- Genre: Reality
- Presented by: Amber Nichole Miller (Challenge Host) Joanna Krupa Paula LaBaredas
- Country of origin: United States
- Original language: English

Production
- Producer: Lyle Howry
- Running time: 30 minutes
- Production company: Lyle Howry Productions

= Ultimate Women Challenge =

Television series

Ultimate Women Challenge was an unaired show featuring 16 female fighters who would win a prize of $50,000. During the filming of the Ultimate Women Challenge, Kaitlin Young faced Julie Kedzie on September 24, 2010. She defeated Kedzie by split decision.

==Cast==
- Martha Benavides
- Heather Jo Clark
- Brandi Haines
- Barb Honchak
- Angela Hayes
- Julie Kedzie
- Angela Magaña
- Casey Noland
- Michelle Ould
- Colleen Schneider
- Karina Taylor
- Patricia Vidonic
- Kaitlin Young

==Production problems, litigation, and financial problems==
The production was plagued with problems, with cast members later recounting to the press that they had been provided with insufficient food by the producers during the filming, and that there had been a lack of medical attention when an injury occurred.
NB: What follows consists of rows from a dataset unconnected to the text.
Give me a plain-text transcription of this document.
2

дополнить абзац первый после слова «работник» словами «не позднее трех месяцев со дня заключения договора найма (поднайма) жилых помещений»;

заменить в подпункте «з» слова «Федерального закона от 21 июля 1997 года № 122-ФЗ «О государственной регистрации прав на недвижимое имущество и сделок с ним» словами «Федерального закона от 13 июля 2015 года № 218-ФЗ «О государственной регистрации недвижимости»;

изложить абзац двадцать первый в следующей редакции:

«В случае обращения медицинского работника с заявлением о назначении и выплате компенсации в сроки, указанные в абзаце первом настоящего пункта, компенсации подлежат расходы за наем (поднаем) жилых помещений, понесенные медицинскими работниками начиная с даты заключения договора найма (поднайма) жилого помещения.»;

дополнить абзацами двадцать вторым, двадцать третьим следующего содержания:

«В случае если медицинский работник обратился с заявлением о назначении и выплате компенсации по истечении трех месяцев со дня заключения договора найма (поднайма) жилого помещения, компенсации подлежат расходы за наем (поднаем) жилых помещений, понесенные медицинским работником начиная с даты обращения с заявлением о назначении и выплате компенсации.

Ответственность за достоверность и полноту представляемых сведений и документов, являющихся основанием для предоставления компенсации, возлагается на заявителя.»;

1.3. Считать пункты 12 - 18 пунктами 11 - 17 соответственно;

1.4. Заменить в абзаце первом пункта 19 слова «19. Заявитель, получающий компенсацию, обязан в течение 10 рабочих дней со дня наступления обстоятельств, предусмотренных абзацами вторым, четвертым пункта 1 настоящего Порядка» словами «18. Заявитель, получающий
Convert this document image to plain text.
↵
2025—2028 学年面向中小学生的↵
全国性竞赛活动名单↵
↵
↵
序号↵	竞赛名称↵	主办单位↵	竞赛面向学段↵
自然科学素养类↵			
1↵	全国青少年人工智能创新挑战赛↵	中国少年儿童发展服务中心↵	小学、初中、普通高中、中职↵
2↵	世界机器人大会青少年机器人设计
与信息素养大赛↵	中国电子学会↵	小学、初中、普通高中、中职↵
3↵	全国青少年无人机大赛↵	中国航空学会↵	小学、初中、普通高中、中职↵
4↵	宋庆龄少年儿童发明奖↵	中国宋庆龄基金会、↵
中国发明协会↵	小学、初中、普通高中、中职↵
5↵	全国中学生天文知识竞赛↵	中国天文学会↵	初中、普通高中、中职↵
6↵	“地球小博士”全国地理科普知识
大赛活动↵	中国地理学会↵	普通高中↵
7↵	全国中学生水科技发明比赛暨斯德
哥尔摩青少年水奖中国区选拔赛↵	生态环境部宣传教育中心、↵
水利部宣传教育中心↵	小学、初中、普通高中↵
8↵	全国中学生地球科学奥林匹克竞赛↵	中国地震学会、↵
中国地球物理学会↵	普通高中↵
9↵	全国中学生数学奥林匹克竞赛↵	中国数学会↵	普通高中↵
The show's financier, Sean M. Morrison, foreclosed on rights to the show after the original producer, Lyle Howry Productions, did not repay a $600,000 loan. The producer had experienced financial problems from the start of the production.

Several fighters launched a lawsuit in Wisconsin against Lyle Howry Productions for nonpayment.

Morrison filed a lawsuit in Illinois federal court against several competitors in which he charged that they had misappropriated trade secrets by revealing the outcome of the series.